For a long time, the fragmentation of NFT has been regarded as the best way to solve NFT liquidity.

Some platforms are working in this direction, such as NIFTEX, which can break down NFT into pieces, so that ordinary collectors can also participate in expensive collection investments. Although these platforms have made good progress, most people still have doubts - "Why should I buy a small share of fragmented art?"

This problem arises because some key elements are missing to create demand for NFT fragmentation, such as perpetual royalties.

The concept of NFT's permanent royalties was first proposed by the SuperRare team, and later platforms such as Zora also adopted this idea, introducing the function of setting NFT royalties.

NFT creators will have two choices in the future: independent creation or collective creation.

secondary title

asset-centric

The issuance of social tokens must first be centered on "assets", not communities.

Instead of issuing social tokens around a community or an idea, tokens can be issued in lieu of copyrights on works.

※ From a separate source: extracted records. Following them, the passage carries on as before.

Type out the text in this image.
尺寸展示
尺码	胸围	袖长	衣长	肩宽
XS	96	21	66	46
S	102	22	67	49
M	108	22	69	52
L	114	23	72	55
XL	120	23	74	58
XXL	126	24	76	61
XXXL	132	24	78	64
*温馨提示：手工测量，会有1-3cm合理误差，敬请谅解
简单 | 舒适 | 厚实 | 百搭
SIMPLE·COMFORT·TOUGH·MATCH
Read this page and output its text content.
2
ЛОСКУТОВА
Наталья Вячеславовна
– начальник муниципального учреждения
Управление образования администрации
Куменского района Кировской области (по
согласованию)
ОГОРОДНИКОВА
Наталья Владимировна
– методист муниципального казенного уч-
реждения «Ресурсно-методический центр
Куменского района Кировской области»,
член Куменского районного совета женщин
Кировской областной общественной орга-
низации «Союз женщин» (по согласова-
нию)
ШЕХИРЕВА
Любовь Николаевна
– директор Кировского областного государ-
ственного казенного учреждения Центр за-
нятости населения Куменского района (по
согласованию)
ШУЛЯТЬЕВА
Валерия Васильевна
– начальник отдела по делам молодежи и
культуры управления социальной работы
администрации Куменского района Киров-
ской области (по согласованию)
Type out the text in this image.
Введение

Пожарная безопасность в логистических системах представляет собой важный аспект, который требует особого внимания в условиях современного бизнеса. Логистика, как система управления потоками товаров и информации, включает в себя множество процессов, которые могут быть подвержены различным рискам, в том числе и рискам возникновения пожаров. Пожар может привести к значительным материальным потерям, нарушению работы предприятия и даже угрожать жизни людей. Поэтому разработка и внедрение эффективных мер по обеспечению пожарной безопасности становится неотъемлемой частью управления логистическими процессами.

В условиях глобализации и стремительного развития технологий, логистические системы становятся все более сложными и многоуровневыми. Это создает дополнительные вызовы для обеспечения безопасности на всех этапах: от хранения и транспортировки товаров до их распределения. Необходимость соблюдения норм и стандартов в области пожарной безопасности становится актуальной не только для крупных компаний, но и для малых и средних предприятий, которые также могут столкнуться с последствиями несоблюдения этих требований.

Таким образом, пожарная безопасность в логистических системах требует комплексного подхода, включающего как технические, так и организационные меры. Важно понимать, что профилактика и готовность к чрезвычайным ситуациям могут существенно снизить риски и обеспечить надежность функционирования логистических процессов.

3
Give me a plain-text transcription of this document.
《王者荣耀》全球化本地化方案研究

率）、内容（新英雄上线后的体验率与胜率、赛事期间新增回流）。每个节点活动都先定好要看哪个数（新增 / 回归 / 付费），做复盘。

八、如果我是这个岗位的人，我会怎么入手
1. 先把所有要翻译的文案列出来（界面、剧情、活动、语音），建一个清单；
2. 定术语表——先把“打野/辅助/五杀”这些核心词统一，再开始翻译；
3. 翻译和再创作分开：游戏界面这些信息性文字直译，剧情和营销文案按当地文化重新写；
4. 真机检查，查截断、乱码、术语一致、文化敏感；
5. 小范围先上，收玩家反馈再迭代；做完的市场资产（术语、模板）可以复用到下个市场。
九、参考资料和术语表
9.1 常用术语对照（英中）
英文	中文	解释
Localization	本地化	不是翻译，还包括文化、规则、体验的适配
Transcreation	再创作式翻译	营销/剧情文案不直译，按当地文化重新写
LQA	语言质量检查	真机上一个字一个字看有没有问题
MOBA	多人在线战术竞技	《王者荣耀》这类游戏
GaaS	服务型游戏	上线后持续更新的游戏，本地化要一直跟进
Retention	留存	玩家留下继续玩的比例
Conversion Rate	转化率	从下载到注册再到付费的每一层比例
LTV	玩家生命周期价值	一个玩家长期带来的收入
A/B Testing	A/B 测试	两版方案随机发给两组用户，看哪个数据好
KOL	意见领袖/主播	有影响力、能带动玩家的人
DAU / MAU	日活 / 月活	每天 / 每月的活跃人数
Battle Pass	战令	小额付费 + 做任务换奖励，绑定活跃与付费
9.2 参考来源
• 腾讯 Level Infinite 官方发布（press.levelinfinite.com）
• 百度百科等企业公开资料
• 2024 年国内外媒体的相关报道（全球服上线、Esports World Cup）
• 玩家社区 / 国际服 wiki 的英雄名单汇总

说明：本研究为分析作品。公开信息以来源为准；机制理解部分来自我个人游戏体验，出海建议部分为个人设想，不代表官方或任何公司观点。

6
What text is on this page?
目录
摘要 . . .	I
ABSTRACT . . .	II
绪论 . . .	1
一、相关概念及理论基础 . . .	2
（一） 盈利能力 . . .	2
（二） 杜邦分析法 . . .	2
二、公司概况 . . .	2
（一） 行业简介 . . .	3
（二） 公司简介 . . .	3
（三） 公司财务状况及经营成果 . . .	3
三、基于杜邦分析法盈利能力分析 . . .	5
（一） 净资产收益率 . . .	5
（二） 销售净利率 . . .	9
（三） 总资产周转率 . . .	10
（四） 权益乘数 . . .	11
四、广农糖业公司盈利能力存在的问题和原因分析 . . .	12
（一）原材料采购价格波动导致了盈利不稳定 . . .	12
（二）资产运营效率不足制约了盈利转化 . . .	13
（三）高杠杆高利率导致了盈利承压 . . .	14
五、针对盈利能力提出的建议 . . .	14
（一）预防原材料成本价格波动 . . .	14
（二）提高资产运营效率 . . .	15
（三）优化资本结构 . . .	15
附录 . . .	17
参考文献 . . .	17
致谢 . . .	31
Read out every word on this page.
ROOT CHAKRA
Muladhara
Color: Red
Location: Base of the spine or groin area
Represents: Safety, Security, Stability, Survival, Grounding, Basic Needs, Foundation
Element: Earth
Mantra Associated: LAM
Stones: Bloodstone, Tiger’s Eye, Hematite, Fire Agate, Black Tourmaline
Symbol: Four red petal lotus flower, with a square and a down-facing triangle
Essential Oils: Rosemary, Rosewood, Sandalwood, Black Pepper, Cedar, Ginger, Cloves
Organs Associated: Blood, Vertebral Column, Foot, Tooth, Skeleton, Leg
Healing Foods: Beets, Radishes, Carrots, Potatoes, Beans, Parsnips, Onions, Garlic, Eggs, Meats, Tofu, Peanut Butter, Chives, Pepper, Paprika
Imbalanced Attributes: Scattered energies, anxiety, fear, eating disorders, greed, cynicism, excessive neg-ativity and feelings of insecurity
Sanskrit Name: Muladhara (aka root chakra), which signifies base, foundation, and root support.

This will allow community members to have a clearer goal (such as selling NFT at a better price), rather than the so-called "hold on, the team is working" that is vague and can be delayed indefinitely.

In the beginning, you can use these fragmented shares to create a portal access medium like Collab.Land, so that the holders of the shares have a short-term consistent goal. When the NFT is successfully sold, these fragmented share holders will be paid in proportion to the number of tokens they own.

secondary title

Whole or Fragmented

With the development and popularization of the above-mentioned model, creators will choose to fragment the royalty income in order to allow more people to own their works. In the future, there may be two types of buyers: "overall NFT" buyers and "fragmented NFT" buyers. "NFT" buyers.

If you are not sure about the future value of this NFT asset, but just want to earn royalties by helping its successful sale, then you can buy "fragmented NFT"; Claim that you own it, then you can buy the "whole NFT".

The most critical difference is that, because of a clearer goal, NFT fragmentation will encourage buyers to make more contributions to the sales of NFT works.